Quite honestly I didn't even know what an outrigger was. Finally after a month I showed up on the beach at Lake Natoma to see what all the hype was about. Everyone was very welcoming and excited to see someone new. After going over basics with the novice coach(who is now a dear friend) I got into the canoe. It was an instant addiction. I've always loved the water but was never quite connected with a water sport. I played basketball in my younger years so the athlete was in there somewhere and it got a taste of something it had been longing for. Basically my first paddle kicked my *ss and I loved it!! The cadence of the stroke, the mental focus, and camaraderie were things I noticed first. I thought to myself "I don't need therapy, I need this!!!". I was six months out of abdominal surgery so my core was pretty weak, but my endurance and determination were strong. I kept showing up for practices, meeting new people, and trying different seats; I wanted to learn all that I could. The next thing I knew I was stroking my first race- Alcatraz. Ohhhhhh! This is an ocean sport! I will never forget being at the start line, turning around and looking up at the Golden Gate Bridge; 6 mos ago I was in a hospital just four blocks away. The start of the race was thrilling and I instantly knew I was about to be challenged physically as well as mentally. The thing I have realized about paddling is that although it is critical to work as a team; you are also alone in your thoughts and you must keep your mind strong and focused so you are an effective teammate. Paddling helped me to believe in myself again. We reach the finish line; It was so cool to see all the different teams, the tents, the food, seeing everyone come together to support each other was fantastic. I was happy just to have the privilege to be a part of it but we ended up getting first place in the novice course! Needless to say that is one worshiped beer mug! It was at that moment I knew I was into something that was greater than cancer, that was more powerful than heart break. I fell in love with outrigger paddling, I was home.
Pretty soon, my core grew stronger and I learned how to use it effectively, I started to realize what "the catch" meant, I learned how to engage my legs, I started to crave the sound the paddle makes when it enters the water, I slowly learned not to drop my top arm, speed up my return. keep my head up. I kept learning and I kept practicing.
My broken heart began to heal as it was filled with encouragement, excitement, adventure, support and love from my new teammates; my Ohana. I have met people whom I may have never met who are now friends for life.
My first summer I did the short courses, My first long course was in Santa Cruz and the boat was filled with friends; we did it together. As I saw the final buoy my eyes filled with tears, tears of accomplishment and pride and yes a little pain. Finishing a long distance race was an exhausting yet exhilarating experience. I still get emotional after I finish races; a feeling a cancer survivor knows well - gratitude. Gratitude to be healthy and have the ability to participate in this great sport a lake town knows little about. As I continue to do bigger races, I find myself needing more time on the water and I crave the freedom to paddle on different water when I choose to. I was encouraged to get an OC1 but unfortunately my current finances aren't as ambitious as my dreams.
I would use this OC1 to train, to finally be able to join my friends who have OC1s and potentially race OC1 races. I would care for it as if it were my child!
I definitely believe in the power of paying it forward and if I ever wanted to part with this lovely craft I would donate it with honor and request the same thing be done if that person parted with it. Even before that I would make sure to pay it forward in another way to keep the positivity going.

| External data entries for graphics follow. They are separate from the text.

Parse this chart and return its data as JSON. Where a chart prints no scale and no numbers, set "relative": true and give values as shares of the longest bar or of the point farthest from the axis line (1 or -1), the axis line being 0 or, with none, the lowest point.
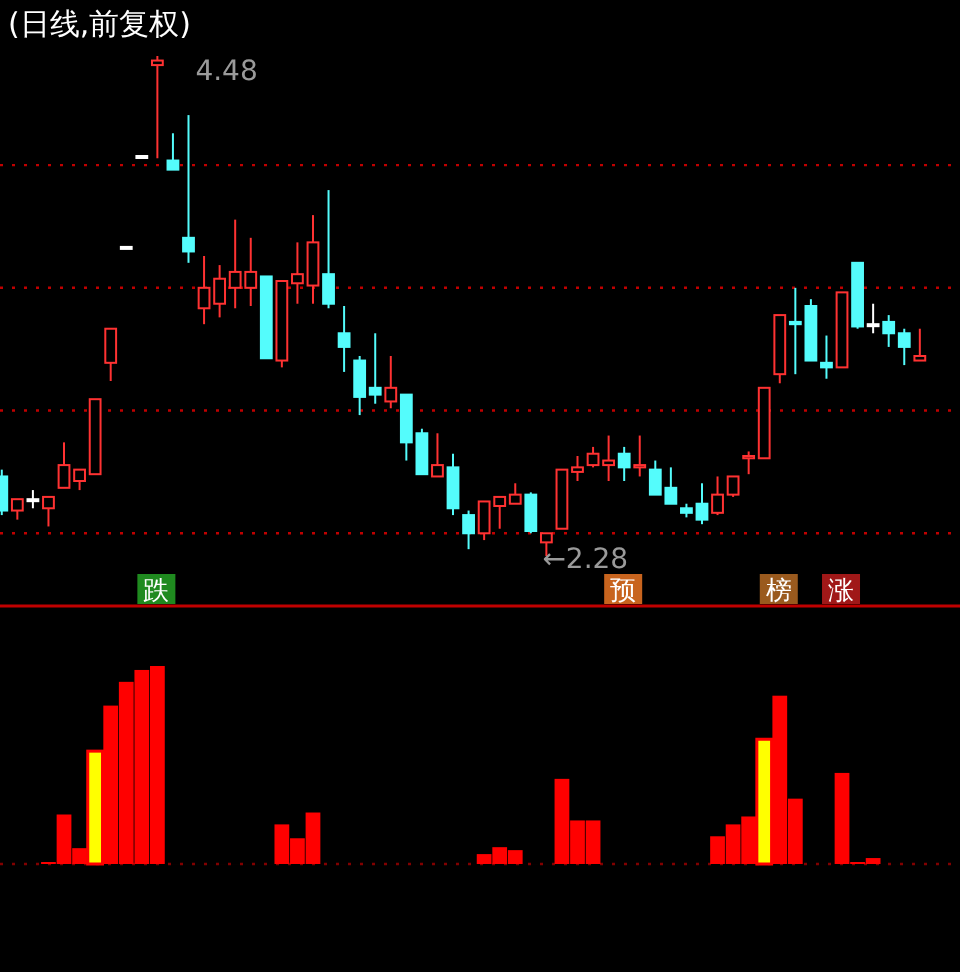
{
  "chart_data": [
    {
      "type": "candlestick",
      "title": "(日线,前复权)",
      "categories": [
        null,
        null,
        null,
        null,
        null,
        null,
        null,
        null,
        null,
        null,
        null,
        null,
        null,
        null,
        null,
        null,
        null,
        null,
        null,
        null,
        null,
        null,
        null,
        null,
        null,
        null,
        null,
        null,
        null,
        null,
        null,
        null,
        null,
        null,
        null,
        null,
        null,
        null,
        null,
        null,
        null,
        null,
        null,
        null,
        null,
        null,
        null,
        null,
        null,
        null,
        null,
        null,
        null,
        null,
        null,
        null,
        null,
        null,
        null,
        null
      ],
      "ohlc": [
        [
          2.63,
          2.66,
          2.46,
          2.48
        ],
        [
          2.48,
          2.53,
          2.44,
          2.53
        ],
        [
          2.53,
          2.57,
          2.49,
          2.53
        ],
        [
          2.49,
          2.54,
          2.41,
          2.54
        ],
        [
          2.58,
          2.78,
          2.58,
          2.68
        ],
        [
          2.61,
          2.66,
          2.57,
          2.66
        ],
        [
          2.64,
          2.97,
          2.64,
          2.97
        ],
        [
          3.13,
          3.28,
          3.05,
          3.28
        ],
        [
          3.64,
          3.64,
          3.64,
          3.64
        ],
        [
          4.04,
          4.04,
          4.04,
          4.04
        ],
        [
          4.44,
          4.48,
          4.03,
          4.46
        ],
        [
          4.02,
          4.14,
          3.98,
          3.98
        ],
        [
          3.68,
          4.22,
          3.57,
          3.62
        ],
        [
          3.37,
          3.6,
          3.3,
          3.46
        ],
        [
          3.39,
          3.56,
          3.33,
          3.5
        ],
        [
          3.46,
          3.76,
          3.37,
          3.53
        ],
        [
          3.46,
          3.68,
          3.38,
          3.53
        ],
        [
          3.51,
          3.51,
          3.15,
          3.15
        ],
        [
          3.14,
          3.49,
          3.11,
          3.49
        ],
        [
          3.48,
          3.66,
          3.39,
          3.52
        ],
        [
          3.47,
          3.78,
          3.39,
          3.66
        ],
        [
          3.52,
          3.89,
          3.37,
          3.39
        ],
        [
          3.26,
          3.38,
          3.09,
          3.2
        ],
        [
          3.14,
          3.16,
          2.9,
          2.98
        ],
        [
          3.02,
          3.26,
          2.95,
          2.99
        ],
        [
          2.96,
          3.16,
          2.93,
          3.02
        ],
        [
          2.99,
          2.99,
          2.7,
          2.78
        ],
        [
          2.82,
          2.84,
          2.64,
          2.64
        ],
        [
          2.63,
          2.82,
          2.63,
          2.68
        ],
        [
          2.67,
          2.73,
          2.46,
          2.49
        ],
        [
          2.46,
          2.48,
          2.31,
          2.38
        ],
        [
          2.38,
          2.52,
          2.35,
          2.52
        ],
        [
          2.5,
          2.54,
          2.4,
          2.54
        ],
        [
          2.51,
          2.6,
          2.51,
          2.55
        ],
        [
          2.55,
          2.56,
          2.38,
          2.39
        ],
        [
          2.34,
          2.38,
          2.28,
          2.38
        ],
        [
          2.4,
          2.66,
          2.4,
          2.66
        ],
        [
          2.65,
          2.72,
          2.61,
          2.67
        ],
        [
          2.68,
          2.76,
          2.67,
          2.73
        ],
        [
          2.68,
          2.81,
          2.61,
          2.7
        ],
        [
          2.73,
          2.76,
          2.61,
          2.67
        ],
        [
          2.67,
          2.81,
          2.63,
          2.68
        ],
        [
          2.66,
          2.7,
          2.55,
          2.55
        ],
        [
          2.58,
          2.67,
          2.51,
          2.51
        ],
        [
          2.49,
          2.51,
          2.45,
          2.47
        ],
        [
          2.51,
          2.6,
          2.42,
          2.44
        ],
        [
          2.47,
          2.63,
          2.46,
          2.55
        ],
        [
          2.55,
          2.63,
          2.54,
          2.63
        ],
        [
          2.71,
          2.74,
          2.64,
          2.72
        ],
        [
          2.71,
          3.02,
          2.71,
          3.02
        ],
        [
          3.08,
          3.34,
          3.04,
          3.34
        ],
        [
          3.31,
          3.46,
          3.08,
          3.3
        ],
        [
          3.38,
          3.41,
          3.14,
          3.14
        ],
        [
          3.13,
          3.25,
          3.06,
          3.11
        ],
        [
          3.11,
          3.44,
          3.11,
          3.44
        ],
        [
          3.57,
          3.57,
          3.28,
          3.29
        ],
        [
          3.3,
          3.39,
          3.26,
          3.3
        ],
        [
          3.31,
          3.34,
          3.2,
          3.26
        ],
        [
          3.26,
          3.28,
          3.12,
          3.2
        ],
        [
          3.14,
          3.28,
          3.14,
          3.16
        ]
      ],
      "yticks": [
        {
          "value": 2.38,
          "label": null
        },
        {
          "value": 2.92,
          "label": null
        },
        {
          "value": 3.46,
          "label": null
        },
        {
          "value": 4.0,
          "label": null
        }
      ],
      "grid": "y",
      "annotations": [
        "4.48",
        "←2.28",
        "跌",
        "预",
        "榜",
        "涨"
      ]
    },
    {
      "type": "bar",
      "relative": true,
      "categories": [
        null,
        null,
        null,
        null,
        null,
        null,
        null,
        null,
        null,
        null,
        null,
        null,
        null,
        null,
        null,
        null,
        null,
        null,
        null,
        null,
        null,
        null,
        null,
        null,
        null,
        null,
        null,
        null,
        null,
        null,
        null,
        null,
        null,
        null,
        null,
        null,
        null,
        null,
        null,
        null,
        null,
        null,
        null,
        null,
        null,
        null,
        null,
        null,
        null,
        null,
        null,
        null,
        null,
        null,
        null,
        null,
        null,
        null,
        null,
        null
      ],
      "values": [
        0,
        0,
        0,
        0.01,
        0.25,
        0.08,
        0.57,
        0.8,
        0.92,
        0.98,
        1.0,
        0,
        0,
        0,
        0,
        0,
        0,
        0,
        0.2,
        0.13,
        0.26,
        0,
        0,
        0,
        0,
        0,
        0,
        0,
        0,
        0,
        0,
        0.05,
        0.085,
        0.07,
        0,
        0,
        0.43,
        0.22,
        0.22,
        0,
        0,
        0,
        0,
        0,
        0,
        0,
        0.14,
        0.2,
        0.24,
        0.63,
        0.85,
        0.33,
        0,
        0,
        0.46,
        0.01,
        0.03,
        0,
        0,
        0
      ],
      "colors": [
        "#ff0000",
        "#ff0000",
        "#ff0000",
        "#ff0000",
        "#ff0000",
        "#ff0000",
        "#ffff00",
        "#ff0000",
        "#ff0000",
        "#ff0000",
        "#ff0000",
        "#ff0000",
        "#ff0000",
        "#ff0000",
        "#ff0000",
        "#ff0000",
        "#ff0000",
        "#ff0000",
        "#ff0000",
        "#ff0000",
        "#ff0000",
        "#ff0000",
        "#ff0000",
        "#ff0000",
        "#ff0000",
        "#ff0000",
        "#ff0000",
        "#ff0000",
        "#ff0000",
        "#ff0000",
        "#ff0000",
        "#ff0000",
        "#ff0000",
        "#ff0000",
        "#ff0000",
        "#ff0000",
        "#ff0000",
        "#ff0000",
        "#ff0000",
        "#ff0000",
        "#ff0000",
        "#ff0000",
        "#ff0000",
        "#ff0000",
        "#ff0000",
        "#ff0000",
        "#ff0000",
        "#ff0000",
        "#ff0000",
        "#ffff00",
        "#ff0000",
        "#ff0000",
        "#ff0000",
        "#ff0000",
        "#ff0000",
        "#ff0000",
        "#ff0000",
        "#ff0000",
        "#ff0000",
        "#ff0000"
      ]
    }
  ]
}
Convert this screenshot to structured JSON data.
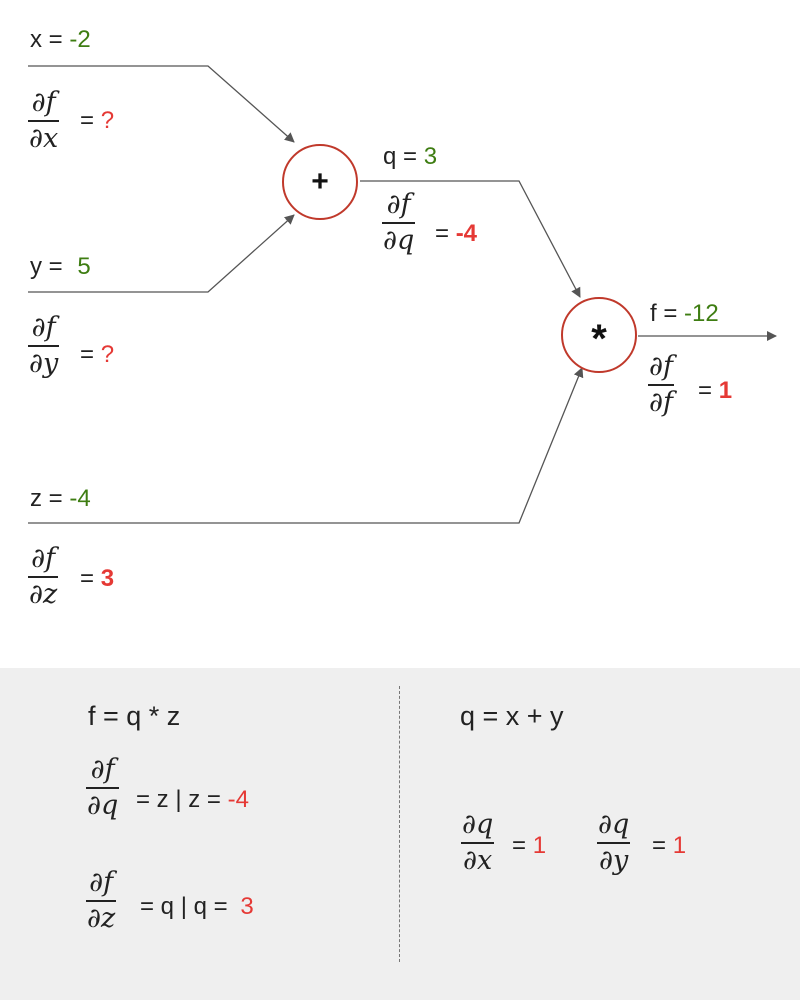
{
  "graph": {
    "x": {
      "name": "x",
      "eq": "=",
      "value": "-2"
    },
    "dfdx": {
      "num": "∂f",
      "den": "∂x",
      "eq": "=",
      "value": "?"
    },
    "y": {
      "name": "y",
      "eq": "=",
      "value": "5"
    },
    "dfdy": {
      "num": "∂f",
      "den": "∂y",
      "eq": "=",
      "value": "?"
    },
    "z": {
      "name": "z",
      "eq": "=",
      "value": "-4"
    },
    "dfdz": {
      "num": "∂f",
      "den": "∂z",
      "eq": "=",
      "value": "3"
    },
    "q": {
      "name": "q",
      "eq": "=",
      "value": "3"
    },
    "dfdq": {
      "num": "∂f",
      "den": "∂q",
      "eq": "=",
      "value": "-4"
    },
    "f": {
      "name": "f",
      "eq": "=",
      "value": "-12"
    },
    "dfdf": {
      "num": "∂f",
      "den": "∂f",
      "eq": "=",
      "value": "1"
    },
    "add_node": {
      "symbol": "+"
    },
    "mul_node": {
      "symbol": "*"
    }
  },
  "panel": {
    "left": {
      "formula": "f = q * z",
      "d1": {
        "num": "∂f",
        "den": "∂q",
        "rhs": "= z |  z =",
        "value": "-4"
      },
      "d2": {
        "num": "∂f",
        "den": "∂z",
        "rhs": "= q | q =",
        "value": "3"
      }
    },
    "right": {
      "formula": "q = x + y",
      "d1": {
        "num": "∂q",
        "den": "∂x",
        "eq": "=",
        "value": "1"
      },
      "d2": {
        "num": "∂q",
        "den": "∂y",
        "eq": "=",
        "value": "1"
      }
    }
  },
  "colors": {
    "forward_value": "#3e7d12",
    "gradient_value": "#e53935",
    "node_border": "#c0392b",
    "wire": "#555555",
    "panel_bg": "#efefef"
  }
}
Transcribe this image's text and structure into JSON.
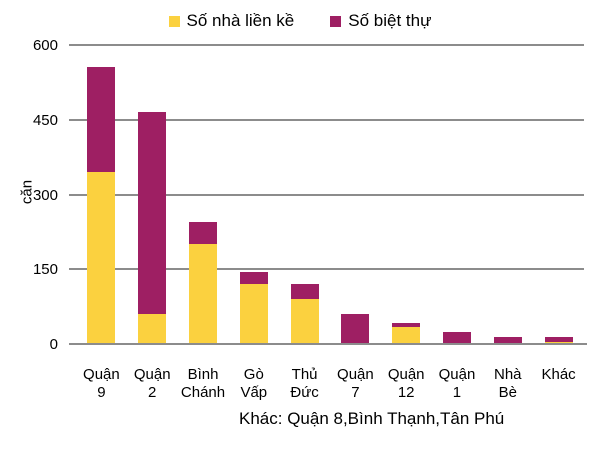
{
  "chart_data": {
    "type": "bar",
    "stacked": true,
    "title": "",
    "xlabel": "",
    "ylabel": "căn",
    "ylim": [
      0,
      600
    ],
    "yticks": [
      0,
      150,
      300,
      450,
      600
    ],
    "grid": true,
    "legend_position": "top",
    "categories": [
      "Quận 9",
      "Quận 2",
      "Bình Chánh",
      "Gò Vấp",
      "Thủ Đức",
      "Quận 7",
      "Quận 12",
      "Quận 1",
      "Nhà Bè",
      "Khác"
    ],
    "series": [
      {
        "name": "Số nhà liền kề",
        "color": "#FBD13F",
        "values": [
          345,
          60,
          200,
          120,
          90,
          0,
          35,
          0,
          0,
          5
        ]
      },
      {
        "name": "Số biệt thự",
        "color": "#9E1F63",
        "values": [
          210,
          405,
          45,
          25,
          30,
          60,
          7,
          25,
          15,
          10
        ]
      }
    ],
    "note": "Khác: Quận 8,Bình Thạnh,Tân Phú",
    "colors": {
      "grid": "#8C8C8C",
      "axis": "#8C8C8C",
      "text": "#000000",
      "background": "#FFFFFF"
    }
  }
}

Thank you generous donor and Cali Paddler for such a wonderful offer. Thank you for reading my story.
Mahalo, Cathie Bown
I have a degree in Horticulture, I work for a pool and landscape construction company in Sacramento. I've been divorced for 8 years and raised two stepsons and have a little sister from the big brother big sister program. I enjoy paddling, hiking, animals, the ocean, and good friends. I currently live in Folsom with two one-year old cats.
Melissa Ulrich - June 26, 2019
This is a very inspiring and beautiful journey! Thank you so much for sharing your story!